There are several ways to evaluate thrombin generation, including assessment of enzymatic activity,26 or the more common measurements of plasma thrombin-antithrombin complexes, F1 + 2, and D-dimer used clinically.1 Clinical evaluation of a patient's prothrombotic status and the efficacy of an anticoagulant therapy regimen takes into account the levels of these markers as well as the integrity of coagulation-pathway members and inhibitors by means of plasma thromboplastin (PT) and APTT clotting assays. Each of these approaches involves technical difficulties, including thrombin generation during phlebotomy and standardization of test reagents (INR).27 The PT clotting assay is the most useful screening method, yet it is more sensitive to agents or events that result in prolongation of the clotting times. There is a good correlation between prolonged PT times and bleeding episodes in patients undergoing anticoagulant therapy. However, it can be difficult to detect underdosing of anticoagulant therapy by assessment of PT and INR values. Long-term inadequate treatment maintains a hypercoagulable state, so patients unknowingly remain at risk for thrombotic events.28 The current observation that sEPCR levels decrease in response to anticoagulant therapy suggests that sEPCR may have potential as a marker of thrombin generation. Given the probable mode of generation of sEPCR and its assay method, measurement of plasma sEPCR levels would most likely not be affected by the technical difficulties associated with current tests of thrombin generation.

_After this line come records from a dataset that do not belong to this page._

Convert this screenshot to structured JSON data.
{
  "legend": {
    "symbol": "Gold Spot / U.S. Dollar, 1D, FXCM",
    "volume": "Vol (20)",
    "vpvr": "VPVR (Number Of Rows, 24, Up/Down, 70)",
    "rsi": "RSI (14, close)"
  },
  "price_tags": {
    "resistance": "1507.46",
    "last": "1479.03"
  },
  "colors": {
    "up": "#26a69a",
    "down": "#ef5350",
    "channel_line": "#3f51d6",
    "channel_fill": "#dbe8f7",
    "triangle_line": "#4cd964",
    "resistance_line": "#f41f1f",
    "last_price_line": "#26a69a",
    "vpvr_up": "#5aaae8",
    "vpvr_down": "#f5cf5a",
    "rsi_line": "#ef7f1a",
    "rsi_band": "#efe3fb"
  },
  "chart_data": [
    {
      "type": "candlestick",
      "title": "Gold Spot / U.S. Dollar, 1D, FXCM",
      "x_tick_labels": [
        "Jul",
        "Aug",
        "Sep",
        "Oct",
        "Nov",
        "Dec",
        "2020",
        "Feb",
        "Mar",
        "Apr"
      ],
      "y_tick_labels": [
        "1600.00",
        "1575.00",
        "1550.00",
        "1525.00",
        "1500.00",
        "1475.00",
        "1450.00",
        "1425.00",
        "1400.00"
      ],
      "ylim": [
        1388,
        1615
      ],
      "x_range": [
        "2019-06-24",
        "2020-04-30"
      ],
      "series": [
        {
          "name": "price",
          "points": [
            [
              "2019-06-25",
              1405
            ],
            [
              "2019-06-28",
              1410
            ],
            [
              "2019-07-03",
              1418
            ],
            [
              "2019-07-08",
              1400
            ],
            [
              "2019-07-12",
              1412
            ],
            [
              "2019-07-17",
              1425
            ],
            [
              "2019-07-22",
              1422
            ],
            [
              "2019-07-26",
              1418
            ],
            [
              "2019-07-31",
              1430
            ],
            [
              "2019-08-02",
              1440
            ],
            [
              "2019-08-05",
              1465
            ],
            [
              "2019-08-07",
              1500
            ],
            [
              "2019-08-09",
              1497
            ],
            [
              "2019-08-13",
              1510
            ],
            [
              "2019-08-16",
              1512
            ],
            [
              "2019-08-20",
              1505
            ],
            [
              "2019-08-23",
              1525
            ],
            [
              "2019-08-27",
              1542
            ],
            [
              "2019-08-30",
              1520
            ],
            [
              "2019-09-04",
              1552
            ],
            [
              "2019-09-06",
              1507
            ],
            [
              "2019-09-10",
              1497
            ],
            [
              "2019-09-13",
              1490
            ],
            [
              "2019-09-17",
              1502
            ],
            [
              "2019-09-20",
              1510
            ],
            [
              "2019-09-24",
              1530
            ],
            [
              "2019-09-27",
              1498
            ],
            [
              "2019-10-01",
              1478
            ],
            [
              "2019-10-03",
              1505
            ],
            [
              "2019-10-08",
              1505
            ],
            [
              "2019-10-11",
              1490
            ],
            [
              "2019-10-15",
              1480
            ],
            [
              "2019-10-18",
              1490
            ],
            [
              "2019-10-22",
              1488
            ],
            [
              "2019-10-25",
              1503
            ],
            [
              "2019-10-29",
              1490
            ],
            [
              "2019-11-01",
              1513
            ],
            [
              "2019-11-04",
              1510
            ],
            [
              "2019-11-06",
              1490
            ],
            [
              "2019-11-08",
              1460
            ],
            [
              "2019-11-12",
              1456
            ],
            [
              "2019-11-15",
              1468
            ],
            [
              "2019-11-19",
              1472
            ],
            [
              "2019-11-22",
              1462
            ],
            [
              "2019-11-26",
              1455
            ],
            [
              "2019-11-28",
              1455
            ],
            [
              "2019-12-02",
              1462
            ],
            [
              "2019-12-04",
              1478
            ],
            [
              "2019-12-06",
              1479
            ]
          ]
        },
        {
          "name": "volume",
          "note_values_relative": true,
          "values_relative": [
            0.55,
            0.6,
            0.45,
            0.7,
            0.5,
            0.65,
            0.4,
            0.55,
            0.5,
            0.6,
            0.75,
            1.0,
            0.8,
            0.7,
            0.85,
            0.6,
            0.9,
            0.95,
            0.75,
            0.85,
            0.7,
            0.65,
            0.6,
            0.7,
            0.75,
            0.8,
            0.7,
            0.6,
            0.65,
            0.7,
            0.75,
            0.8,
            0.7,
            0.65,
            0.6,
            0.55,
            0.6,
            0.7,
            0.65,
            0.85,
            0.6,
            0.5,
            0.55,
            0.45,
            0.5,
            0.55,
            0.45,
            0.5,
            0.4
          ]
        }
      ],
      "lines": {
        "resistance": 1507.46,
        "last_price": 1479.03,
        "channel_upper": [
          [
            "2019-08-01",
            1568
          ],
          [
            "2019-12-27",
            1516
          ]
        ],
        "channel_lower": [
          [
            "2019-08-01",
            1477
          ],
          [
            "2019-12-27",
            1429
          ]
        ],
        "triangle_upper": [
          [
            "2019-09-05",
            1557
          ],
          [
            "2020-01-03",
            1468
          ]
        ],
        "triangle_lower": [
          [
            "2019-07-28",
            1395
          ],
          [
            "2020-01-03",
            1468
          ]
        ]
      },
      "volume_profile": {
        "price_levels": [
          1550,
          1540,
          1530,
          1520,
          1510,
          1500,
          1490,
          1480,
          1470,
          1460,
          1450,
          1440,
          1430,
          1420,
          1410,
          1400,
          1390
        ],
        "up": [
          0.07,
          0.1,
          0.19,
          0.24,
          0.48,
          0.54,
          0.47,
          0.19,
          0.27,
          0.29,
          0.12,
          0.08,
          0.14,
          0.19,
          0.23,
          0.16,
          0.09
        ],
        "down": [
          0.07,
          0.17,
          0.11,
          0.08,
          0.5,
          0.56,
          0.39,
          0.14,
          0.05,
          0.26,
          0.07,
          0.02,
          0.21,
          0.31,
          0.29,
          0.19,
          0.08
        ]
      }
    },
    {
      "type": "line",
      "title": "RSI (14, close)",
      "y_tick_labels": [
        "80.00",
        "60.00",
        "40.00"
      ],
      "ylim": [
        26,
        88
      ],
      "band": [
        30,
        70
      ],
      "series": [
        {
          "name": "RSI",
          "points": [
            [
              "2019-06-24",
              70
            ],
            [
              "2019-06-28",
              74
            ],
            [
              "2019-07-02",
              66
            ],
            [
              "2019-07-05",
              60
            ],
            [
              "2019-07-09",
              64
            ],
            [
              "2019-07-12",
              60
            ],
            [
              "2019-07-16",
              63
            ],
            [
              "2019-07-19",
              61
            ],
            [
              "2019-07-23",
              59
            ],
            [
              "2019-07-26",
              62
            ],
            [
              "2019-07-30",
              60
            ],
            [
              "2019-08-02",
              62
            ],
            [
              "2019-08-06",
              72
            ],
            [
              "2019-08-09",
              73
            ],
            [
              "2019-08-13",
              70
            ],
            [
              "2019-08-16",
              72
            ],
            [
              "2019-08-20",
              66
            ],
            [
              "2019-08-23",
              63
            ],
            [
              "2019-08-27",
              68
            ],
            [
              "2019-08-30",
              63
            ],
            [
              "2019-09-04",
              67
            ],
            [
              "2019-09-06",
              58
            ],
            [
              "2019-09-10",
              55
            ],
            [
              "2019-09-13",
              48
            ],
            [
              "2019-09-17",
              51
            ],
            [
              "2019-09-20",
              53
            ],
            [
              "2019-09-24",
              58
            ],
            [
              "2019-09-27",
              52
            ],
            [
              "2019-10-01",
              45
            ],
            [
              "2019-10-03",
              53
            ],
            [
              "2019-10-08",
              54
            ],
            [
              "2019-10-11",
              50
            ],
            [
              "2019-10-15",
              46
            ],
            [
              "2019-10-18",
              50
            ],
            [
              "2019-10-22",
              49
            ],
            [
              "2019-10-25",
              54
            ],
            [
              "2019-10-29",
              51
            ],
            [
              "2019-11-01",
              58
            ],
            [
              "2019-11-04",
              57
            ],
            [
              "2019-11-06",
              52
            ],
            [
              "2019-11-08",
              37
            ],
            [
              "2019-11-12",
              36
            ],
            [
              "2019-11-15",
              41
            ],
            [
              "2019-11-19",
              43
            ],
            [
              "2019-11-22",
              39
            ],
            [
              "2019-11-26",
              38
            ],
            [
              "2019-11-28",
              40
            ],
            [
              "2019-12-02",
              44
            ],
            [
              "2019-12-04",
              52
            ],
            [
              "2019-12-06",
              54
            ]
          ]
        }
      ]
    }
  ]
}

Related to this notion is the observation that there appear to be 2 subpopulations within the apparently healthy population in terms of sEPCR levels. In both the French and the Italian volunteers we studied, most had sEPCR levels in the range of 75 to 175 ng/mL (Figure 1). The rest had levels scattered in the range of 200 to 700 ng/mL. Although we cannot rule out an effect of environmental (smoking and diet) or genetic (polymorphisms and sex) factors, the observation that sEPCR levels fell in healthy volunteers during warfarin administration suggests that those with exceedingly high sEPCR levels may have had higher levels of endogenous thrombin production. This observation suggests that sEPCR levels may be a marker for a hypercoagulable state. However, more studies in a variety of populations are necessary to support this speculation.

In summary, our findings demonstrate a relation between plasma sEPCR levels and thrombin generation in healthy volunteers and in patients undergoing anticoagulant therapy. We anticipate that additional studies, particularly those examining different thrombin inhibitors, will provide insight into the potential usefulness of plasma sEPCR levels in evaluating a hypercoagulable state.